On retrouve dans ce récit le même ton calme et un peu distant que dans Pirouette, même si Le compagnon de voyage se termine de manière plus tranchée avec le départ du voyageur retourné à son ennui cynique et laissant derrière lui le corps sans vie d’une autre jeune fille séduite.

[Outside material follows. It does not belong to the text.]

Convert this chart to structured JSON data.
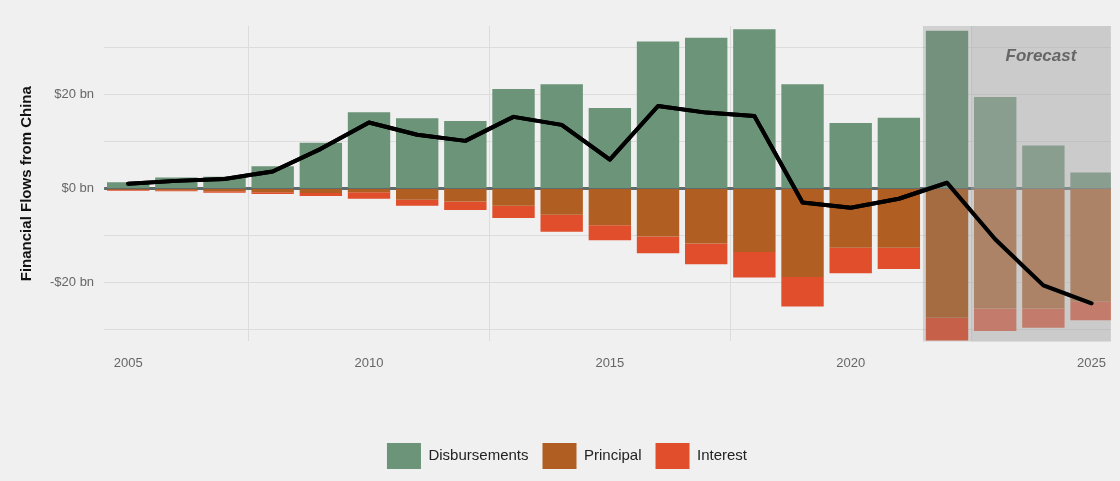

Ce personnage de l’homme de passage âgé (version fin XIXe, c’est à dire la quarantaine), prétendument mélancolique et assagi après une vie de plaisir, est lui aussi un ou plutôt le thème récurrent des trois histoires qui forment le recueil. La troisième, Le secret de Sindbad, met en scène un des personnages les plus connus de Krúdy, Sindbad, qui apparaît dans nombre de ses nouvelles. Ici, comme avec le narrateur de Compagnon de voyage et (quoiqu’un peu moins) deux des personnages masculins de Pirouette, on retrouve l’homme dont la vie se nourrit de conquêtes, souvent sincère sur le moment mais vite apte à passer au prochain amusement.

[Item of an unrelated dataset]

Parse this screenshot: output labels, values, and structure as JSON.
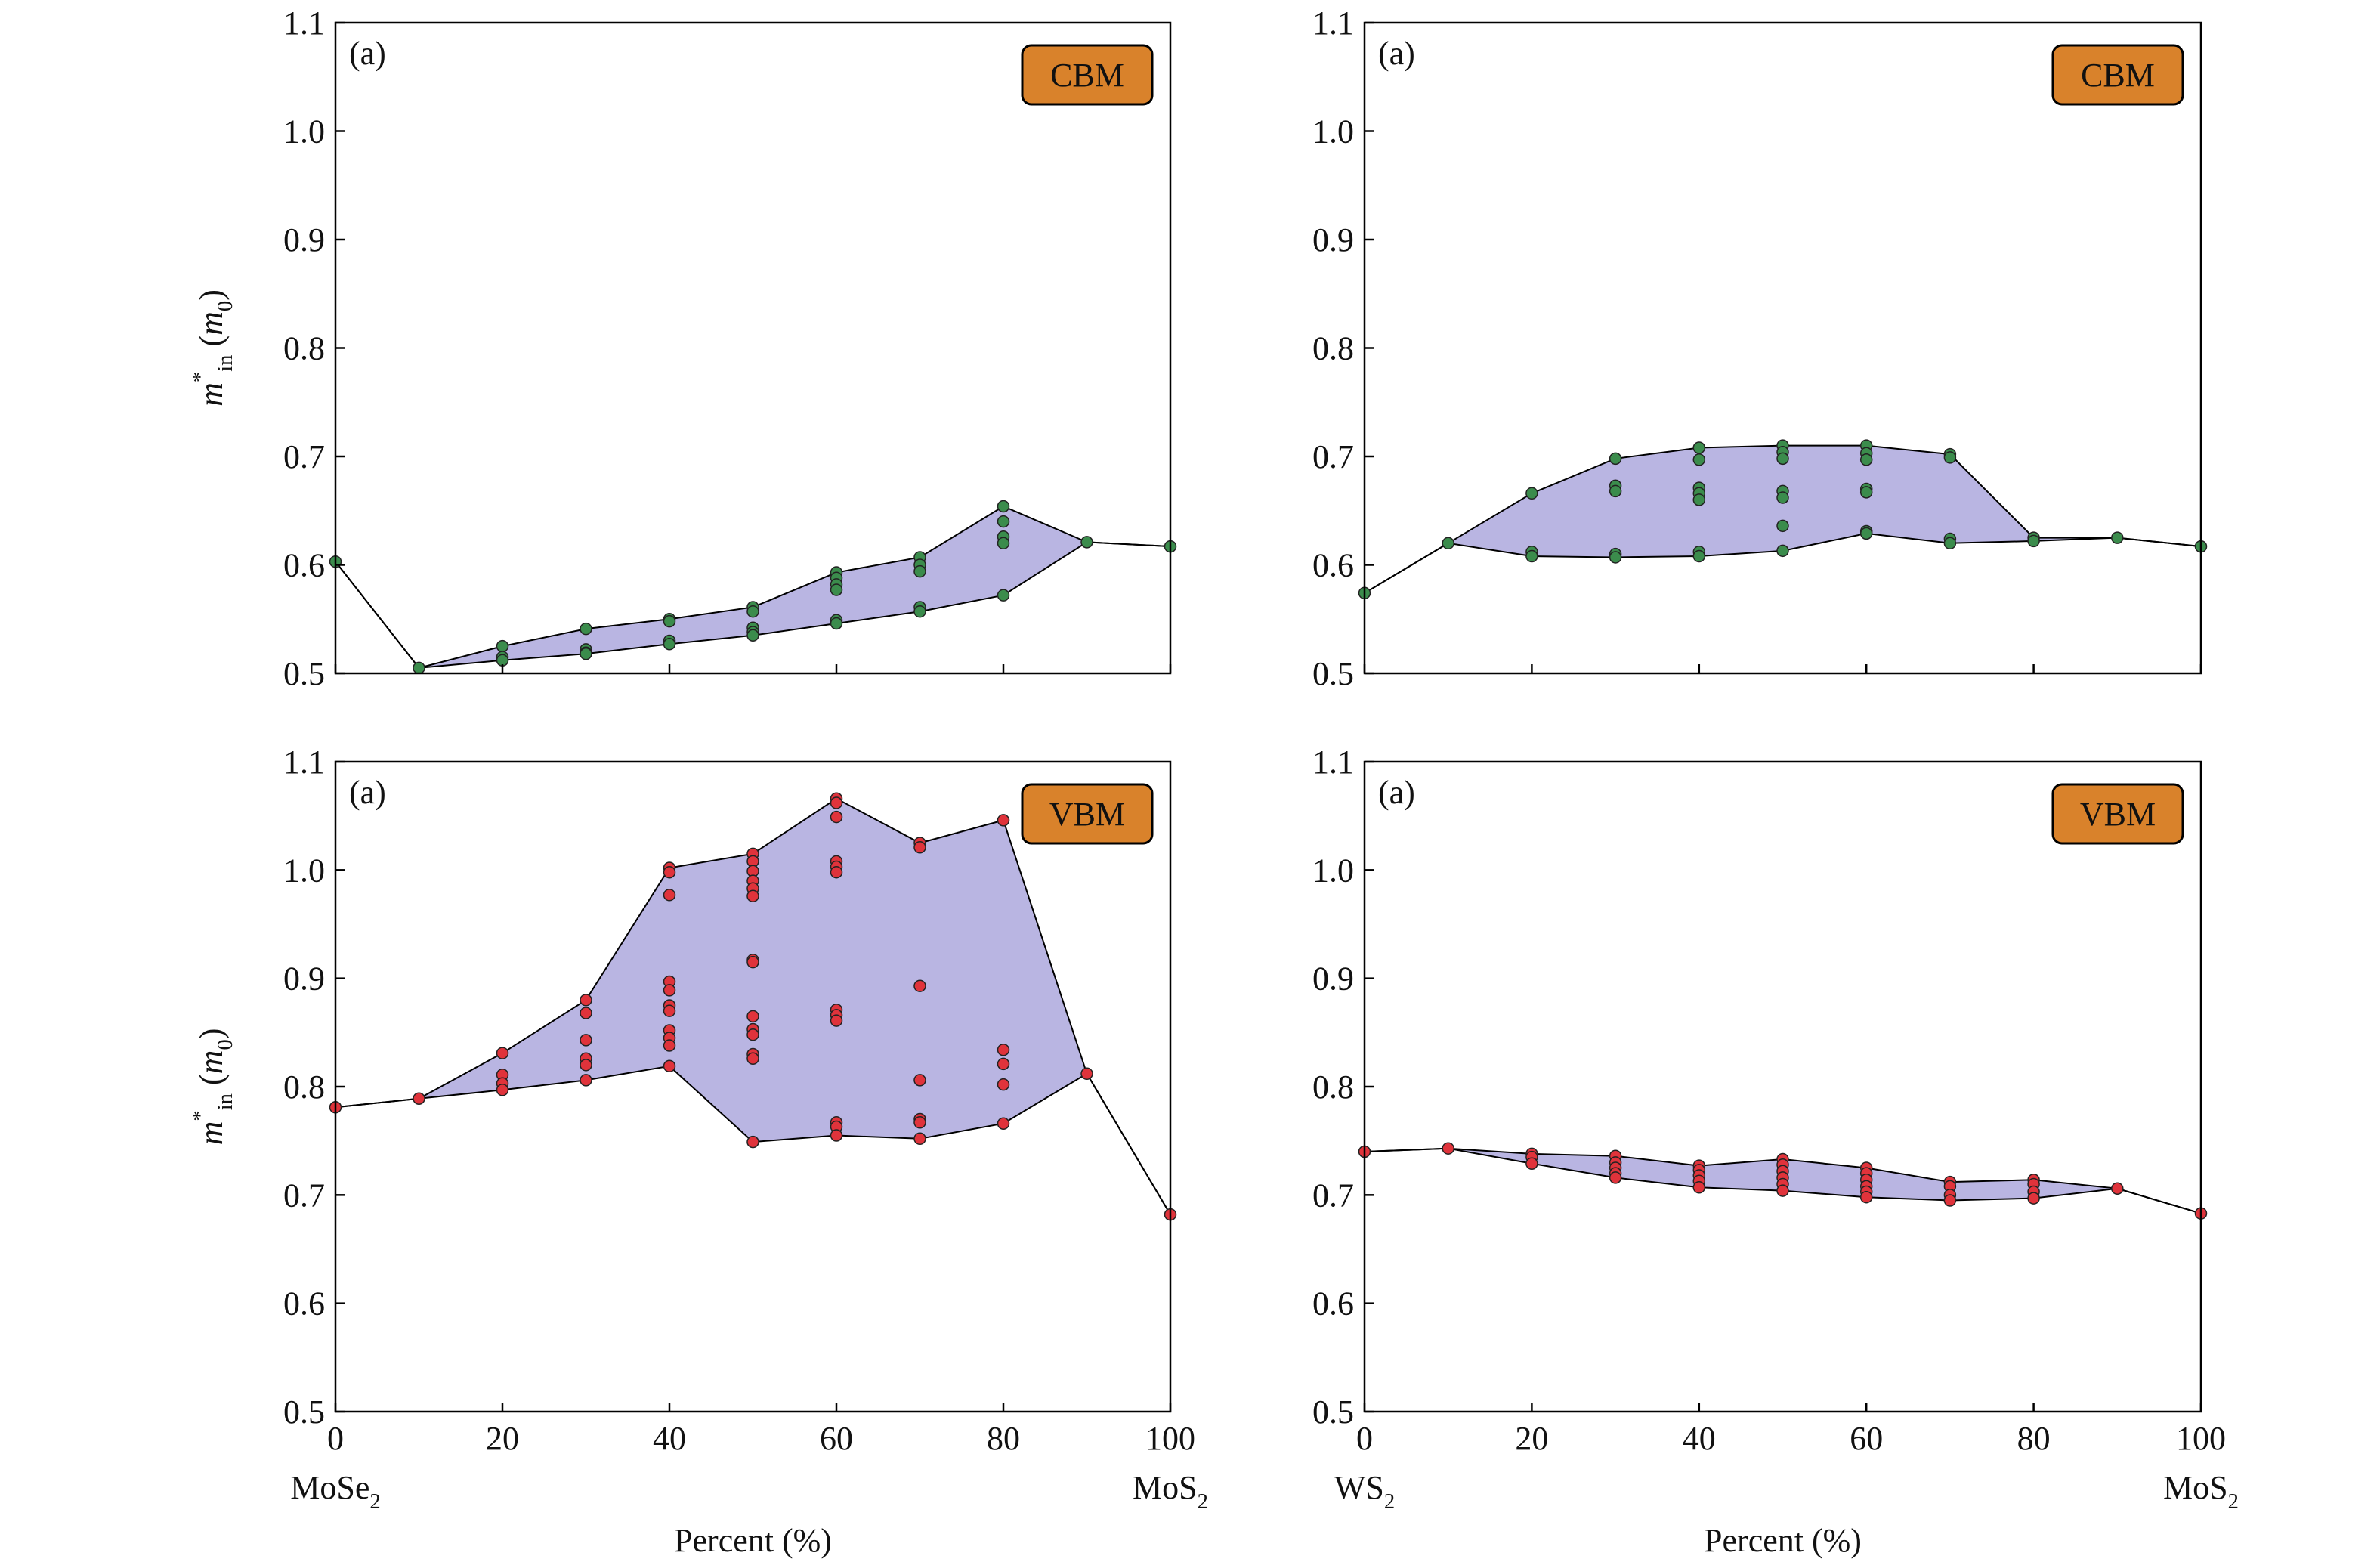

Visiblement il y a encore beaucoup d’autres choses à dire sur ces trois histoires, mais je termine avec l’idée que, même si elles se passent toutes dans un temps pas très bien défini mais plutôt d’avant-guerre, Krúdy m’a laissé l’impression d’être un écrivain moderne pour son temps. Dans sa jeunesse (il a commencé à écrire et à être publié très tôt) il s’est inspiré d’écrivains classiques tels que Jókai et Mikszáth chez qui la bonne histoire prime. Ces trois récits écrits alors que Krúdy commence à vieillir sont au contraire plus marqués par une certaine introspection qui reflète probablement autant l’état d’esprit de l’écrivain que de ses personnages. En tout cas je n’ai certainement pas fait le tour du « problème Krúdy », il me semble vraiment au contraire que c’est le genre d’écrivain pour lequel il vaut mieux avoir lu plus d’un livre ou d’une nouvelle pour mieux profiter de ses nombreux écrits.

Cette édition est probablement encore une fois introuvable dans le commerce (Corvina, Budapest, 1986 ; et Paris, Souffles, 1988*). Heureusement ce ne sont pas les traductions récentes ou ré-éditions d’autres œuvres de cet écrivain très prolifique qui manquent, et elles doivent être très facile à trouver en librairie. En voici quelques titres : N.N. (La Baconnière, 2013), L’Affaire Eszter Solymosi (Albin Michel, 2013), Le coq de madame Cléophas (Circé, 2013), Les beaux jours de la rue de la Main-d’or (Cambourakis, 2008), et Héliotrope (L’Harmattan, 2004).

* on me signale qu’on peut trouver l’édition française de Pirouette (Éditions Souffles, Collection Europe Centrale) dans de nombreuses bibliothèques en France.

Krudy

Né en 1878 dans le nord-est de la Hongrie, Gyula Krúdy contribue à des journaux de sa région et de Nagyvárad (Transylvanie) avant de partir pour Budapest en 1896. Là, il est journaliste et écrivain, remportant très tôt un succès qui se confirme au début des années 1910 avec l’élaboration de son propre style. La fin de la décennie est cependant marquée par une période d’isolation, voire même de mise au ban, après la chute de la première république de Mihály Király et du régime communiste de Béla Kun en faveur desquels Krúdy s’était prononcé (le régime de Béla Kun est suivi par celui très conservateur de l’admiral Horthy, qui durera jusqu’en 1944). Il redevient un auteur accepté dans les années 1920 et obtient le prix Baumgarten en 1930, mais peine à retrouver le succès populaire. Miné par des soucis de santé et financiers, il décède en 1933 et est un peu oublié par ses compatriotes jusqu’à ce que la publication en 1940 du Szindbád hazamegy (« Szindbád rentre chez lui ») de Sándor Márai entraîne une redécouverte de son œuvre.

Gyula Krúdy, Pirouette (Bukfenc, 1917). Trad. du hongrois par François Gachot. Corvina, 1986.